Well, it’s been a while. We thought we’d have this issue out in December, but new circumstances intervened. Still, it’s an exciting set of essays, videos, comics, and more.
Our feature is by Molly Hannon, a Columbia graduate student in journalism who reports here on Ms. Marvel, the new, best-selling superhero who is not only female, she’s Muslim-American. Molly’s fascinating piece is based on interviews with the creators of the character, plus their back stories, which are interesting in their own right.
Speaking of comics, Paul Buhle lends us his smart, funny strip on Herbert Marcuse, which looks and feels like a graphic novel, maybe because the philosopher was, in fact, an OSS operative.
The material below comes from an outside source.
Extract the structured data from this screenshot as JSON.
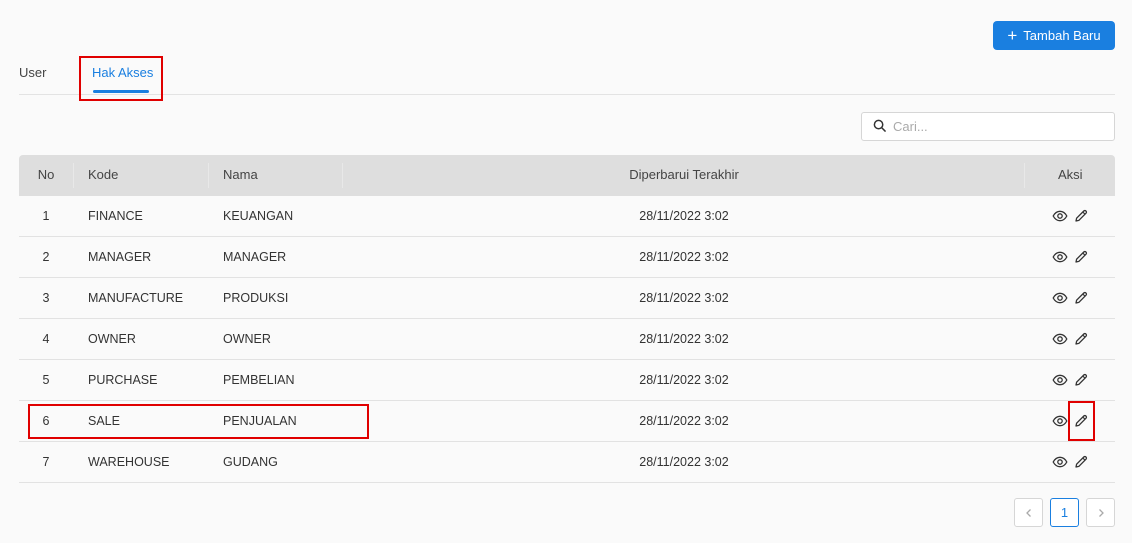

Also in this issue, a short story (“The Highland Road”) by me, James Livingston, about—if that’s the right word—growing up in the wilds of suburbia; an interview with Laura Kipnis on her trenchant new book, MEN: Notes From an Ongoing Investigation (Metropolitan); and an angry talk Bruce Robbins gave off-campus in Urbana, Illinois, on the Steven Salaita case.
Our video feature is an excerpt from Kerry Candaele’s powerful documentary, “Following the Ninth.” It’s the amazing, empowering effect of Beethoven’s Ninth Symphony he’s been following for years now, trying to understand why this piece of music keeps resounding in all the places people stand up against tyrants, dictators, commissars, and oligarchs, from Santiago to Berlin, on toward Tiannamen Square. The clips we have are from an interview with Malchi, a Chilean radical (a member of the CP) arrested and tortured by the Pinochet regime. Please note the gesture of the protesting women in the square.
The music is by Amos Lee, a Chicago-based musician I first heard on WXRT, the finest radio station on the planet, while I was holed up with my girlfriend in Highland Park, Illinois, in January 2011. The mesmerizing song I heard then on the car radio was “Windows Are Rolled Down.” The other cut is “Johnson Boulevard.”